Question: La crise ne sonne-t-elle pas l’heure, à droite comme à gauche, des personnalités fortes et pragmatiques ?
Ségolène Royal: Les Français découvrent que les hauts dirigeants des entreprises et de la finance internationale ont emmené le système dans le mur. Pour changer la donne et le rapport de forces — afin que la crise serve à quelque chose — il va falloir, oui, beaucoup de courage, un esprit visionnaire et aussi ne pas être lié aux puissances d’argent.

Face à la rapidité de mutation du capitalisme, les socialistes n’ont-ils pas, à chaque fois, un métro de retard ?
Pas toujours!... Souvenez-vous de ce que j’avais dit pendant la campagne présidentielle et qui m’a valu parfois tant de sarcasmes :je parlais des rémunérations excessives des traders, du nécessaire recentrage des banques sur leur cœur de métier, de l’interdiction des paradis fiscaux, de la création de fonds public d’aides aux PME, de la sécurisation des salariés comme instrument majeur de l’efficacité des entreprises. Je n’étais absolument pas en retard, bien au contraire. En revanche, on ne peut que constater l’échec cinglant de la politique économique de la droite depuis un an et demi. Une politique qui se résume au bouclier fiscal, c’est-à-dire à un avantage aux rentiers.
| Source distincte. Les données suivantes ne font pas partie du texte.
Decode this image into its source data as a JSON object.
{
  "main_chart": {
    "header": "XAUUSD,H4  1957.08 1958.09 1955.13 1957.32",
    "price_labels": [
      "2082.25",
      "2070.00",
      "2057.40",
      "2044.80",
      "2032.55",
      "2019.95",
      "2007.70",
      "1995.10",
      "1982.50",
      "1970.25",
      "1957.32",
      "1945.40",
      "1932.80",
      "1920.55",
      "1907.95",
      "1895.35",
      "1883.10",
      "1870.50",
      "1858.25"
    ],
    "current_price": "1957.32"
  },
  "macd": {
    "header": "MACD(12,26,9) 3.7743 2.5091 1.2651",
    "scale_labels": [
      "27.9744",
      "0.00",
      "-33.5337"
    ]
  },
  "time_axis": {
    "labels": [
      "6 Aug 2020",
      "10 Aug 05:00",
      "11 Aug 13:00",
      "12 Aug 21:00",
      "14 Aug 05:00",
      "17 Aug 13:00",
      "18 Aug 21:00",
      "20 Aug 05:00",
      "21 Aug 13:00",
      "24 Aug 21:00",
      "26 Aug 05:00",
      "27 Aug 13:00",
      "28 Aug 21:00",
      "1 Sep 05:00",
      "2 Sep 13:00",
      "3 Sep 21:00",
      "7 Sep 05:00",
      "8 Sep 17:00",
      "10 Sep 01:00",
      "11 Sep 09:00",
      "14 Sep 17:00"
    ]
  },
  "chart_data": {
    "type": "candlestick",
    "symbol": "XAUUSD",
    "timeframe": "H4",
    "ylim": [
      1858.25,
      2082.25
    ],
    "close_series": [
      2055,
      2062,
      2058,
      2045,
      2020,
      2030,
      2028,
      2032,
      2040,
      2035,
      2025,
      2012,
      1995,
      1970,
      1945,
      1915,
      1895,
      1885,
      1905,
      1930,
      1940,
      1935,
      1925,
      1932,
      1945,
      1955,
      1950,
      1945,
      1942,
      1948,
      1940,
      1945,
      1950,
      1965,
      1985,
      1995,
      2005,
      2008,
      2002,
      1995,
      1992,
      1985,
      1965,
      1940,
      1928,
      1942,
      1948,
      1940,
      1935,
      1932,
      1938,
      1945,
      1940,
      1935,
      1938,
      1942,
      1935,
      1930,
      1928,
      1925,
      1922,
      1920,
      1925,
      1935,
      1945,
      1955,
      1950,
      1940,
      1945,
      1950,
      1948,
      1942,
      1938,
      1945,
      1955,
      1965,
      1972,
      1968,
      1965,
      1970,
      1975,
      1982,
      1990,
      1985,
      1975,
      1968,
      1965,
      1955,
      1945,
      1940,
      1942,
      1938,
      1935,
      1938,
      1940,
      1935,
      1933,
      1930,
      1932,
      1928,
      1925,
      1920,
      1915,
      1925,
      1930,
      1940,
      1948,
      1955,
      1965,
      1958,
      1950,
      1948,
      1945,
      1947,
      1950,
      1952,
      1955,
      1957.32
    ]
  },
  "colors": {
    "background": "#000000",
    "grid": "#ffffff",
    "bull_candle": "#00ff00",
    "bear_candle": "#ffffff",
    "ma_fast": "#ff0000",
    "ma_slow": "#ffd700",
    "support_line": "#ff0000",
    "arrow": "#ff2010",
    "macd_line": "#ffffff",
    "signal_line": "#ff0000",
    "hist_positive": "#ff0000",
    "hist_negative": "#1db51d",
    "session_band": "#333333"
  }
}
Le PS n’a donc pas, selon vous, à revoir son logiciel, à aller plus loin ?
Bien sûr qu’il faut aller plus loin, et certainement pas en revenant aux idées de la social-démocratie, et encore moins aux idées libérales ! La social-démocratie a été opérationnelle à un moment donné de l’histoire. Mais comment ne pas constater qu’elle a été tenue en échec dans plusieurs pays européens ? Pourquoi ? Parce qu’il faut un État préventif qui change les rapports de force et non pas, comme dans la social-démocratie, un État secouriste qui ne remet pas en cause le système. Quand j’entends certains socialistes vanter les vertus en 2008 du modèle social-démocrate, je suis stupéfaite, car c’est un modèle périmé. C’est un nouveau modèle qu’il faut inventer. Avec une lucidité radicale sur de nombreux sujets... Lesquels ?
Il faut, par exemple, obliger les entreprises qui font des bénéfices à rembourser tous les fonds publics afin de stopper les délocalisations et les licenciements. Je l’ai fait dans la région que je préside. Il est urgent de le faire à l’échelle nationale car des entreprises profitent actuellement de la crise—voyez le comportement scandaleux d’Arcelor Mittal en Lorraine — pour accélérer certaines délocalisations. J’insiste : quand des entreprises se comportent mal, il faut être avec elles radical et, à l’inverse, tout faire pour sécuriser les PME innovantes en facilitant des compromis sociaux entre salariés et employeurs afin que tous défendent ensemble l’intérêt de l’entreprise.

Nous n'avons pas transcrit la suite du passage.